Conor in the NY Museum of Modern Art, February 2017
One of the more curious things about understanding empathy is the desire for many researchers, or just general commentators, to apply the ’empathy’ label to actions, or even desires and thoughts, without context.
I’ll start out by saying that it can be done — but it’s perilous, and difficult to do correctly. The reason is that empathy is even at its most basic a dynamic between two people. Take mirroring behavior — it takes two to mirror. One to yawn, and the other to, well, yawn.
Event the most basic of acts that might be recommended in the job arena need some level of consideration. Take a straightforward behavior like learning names. For me, as a long-time teacher, and a teacher mentor, I recommend to all my young faculty members to learn as many of the students’ names as they can in the classroom. The reasons break out along pretty straightforward lines, as you might assume.
- Performance-based thinking/v-Meme — knowing each student’s name allows me to focus in on helping each student improve, through establishing a direct mentor-student link.
- Communitarian-based thinking/v-Meme — knowing each student’s name, and using it in the context of classroom discussions.
- Global Systemic thinking/v-Meme — knowing all the students’ names allows for optimal group formation, along with figuring out how the slackers are and distributing them.

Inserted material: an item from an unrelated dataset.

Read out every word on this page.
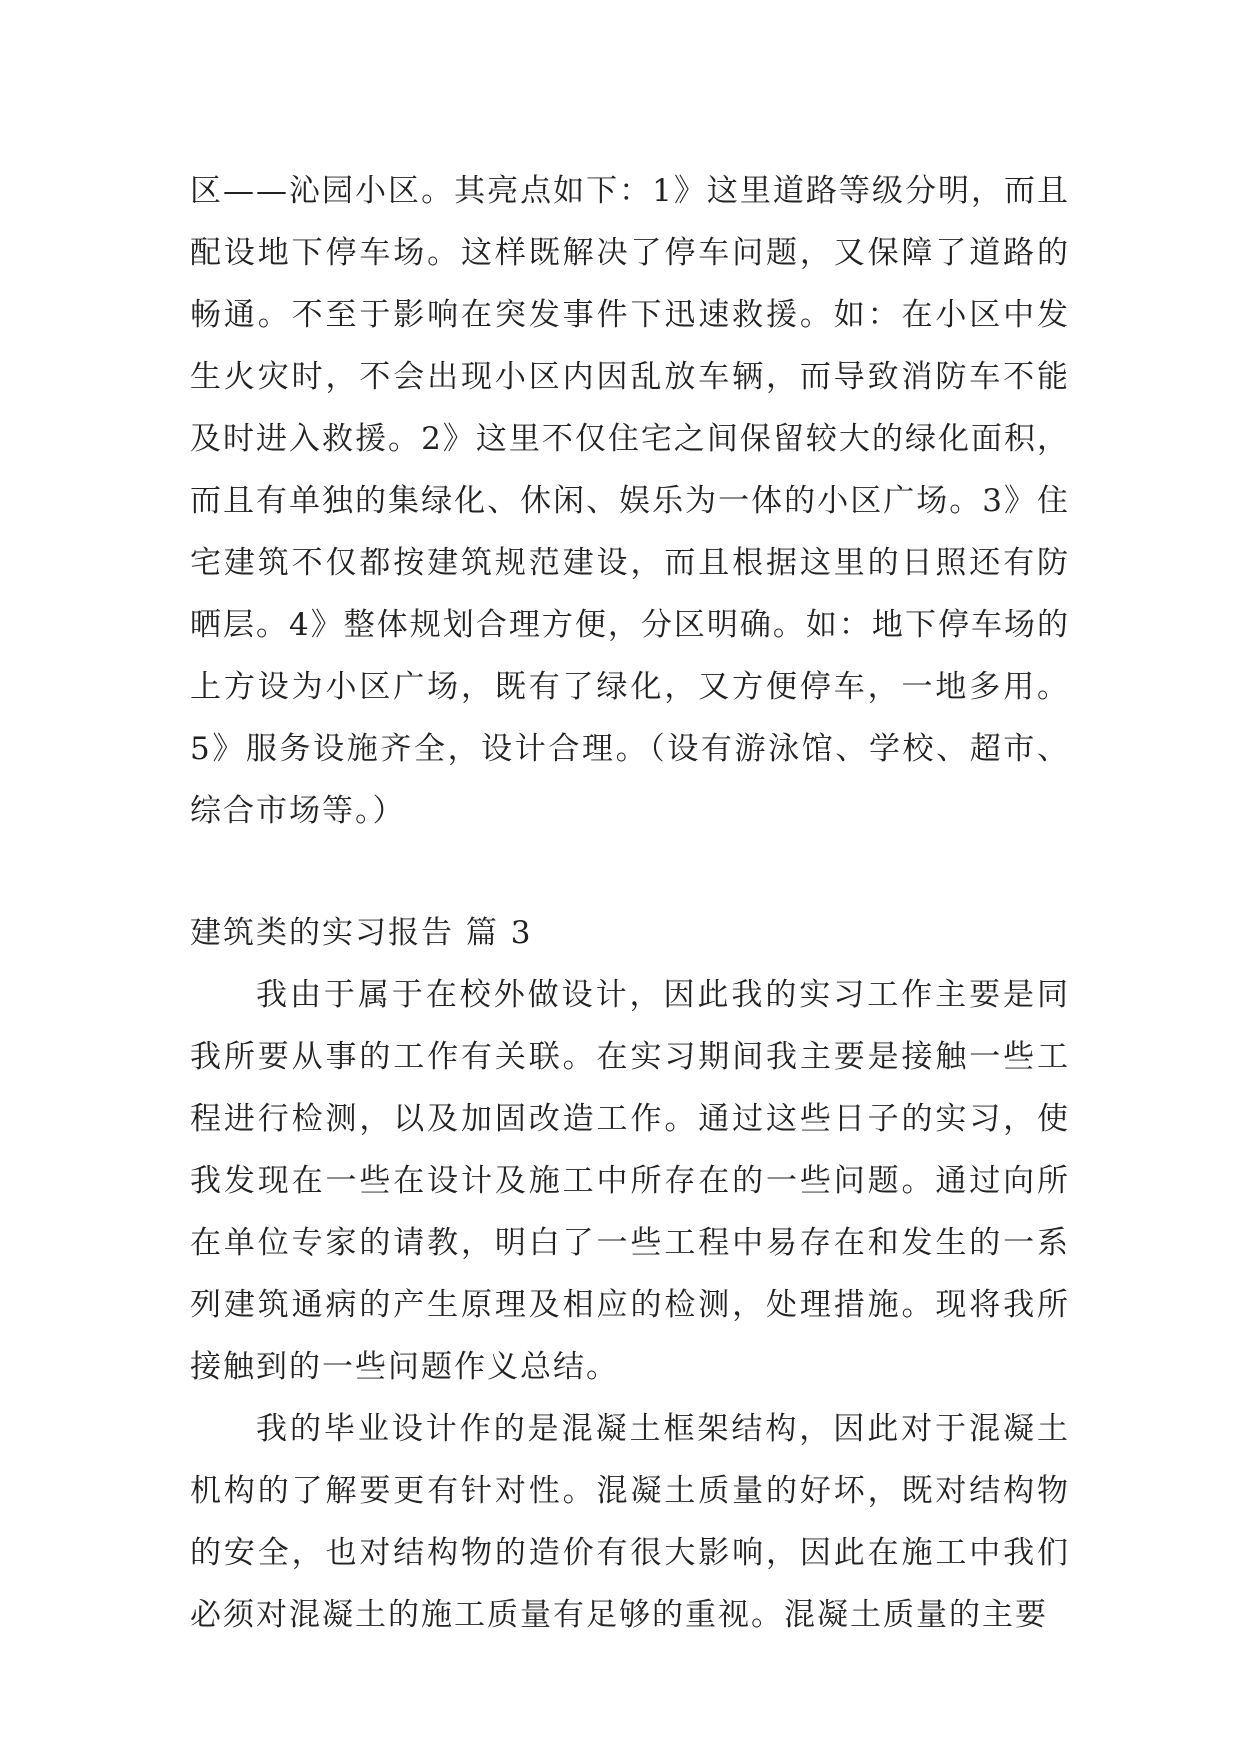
区——沁园小区。其亮点如下：1》这里道路等级分明，而且配设地下停车场。这样既解决了停车问题，又保障了道路的畅通。不至于影响在突发事件下迅速救援。如：在小区中发生火灾时，不会出现小区内因乱放车辆，而导致消防车不能及时进入救援。2》这里不仅住宅之间保留较大的绿化面积，而且有单独的集绿化、休闲、娱乐为一体的小区广场。3》住宅建筑不仅都按建筑规范建设，而且根据这里的日照还有防晒层。4》整体规划合理方便，分区明确。如：地下停车场的上方设为小区广场，既有了绿化，又方便停车，一地多用。5》服务设施齐全，设计合理。（设有游泳馆、学校、超市、综合市场等。）

建筑类的实习报告 篇 3

我由于属于在校外做设计，因此我的实习工作主要是同我所要从事的工作有关联。在实习期间我主要是接触一些工程进行检测，以及加固改造工作。通过这些日子的实习，使我发现在一些在设计及施工中所存在的一些问题。通过向所在单位专家的请教，明白了一些工程中易存在和发生的一系列建筑通病的产生原理及相应的检测，处理措施。现将我所接触到的一些问题作义总结。

我的毕业设计作的是混凝土框架结构，因此对于混凝土机构的了解要更有针对性。混凝土质量的好坏，既对结构物的安全，也对结构物的造价有很大影响，因此在施工中我们必须对混凝土的施工质量有足够的重视。混凝土质量的主要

And so on. Right? OK, now if I had to just guess the v-Meme that most readers of this blog would assign to this behavior, it would likely be ‘Communitarian’. And I’d also likely assume that most of you would consider it a good example of empathetic behavior. How can you establish a connection with someone if you don’t know who they are?
But what if you were a relational disruptor? What about these interpretations?
- Authoritarian — knowing each students’ name gives you an opportunity to be invasive with personal boundaries — if a given student screws up, or attempts to collaborate with another student, you can call them out. They can run, but they can’t hide.
- Legalistic/Absolutistic — knowing each student’s name allows you to map each one into a seat for predetermined performance. We want the A students up front, the B students in the middle, and the C students toward the back, since we already know who’s going to do well in the class anyway.
Context and dynamic matter. I’d be willing to bet that professors that know students’ names are more empathetic. But it would be an interesting quick survey to understand the operative reasons.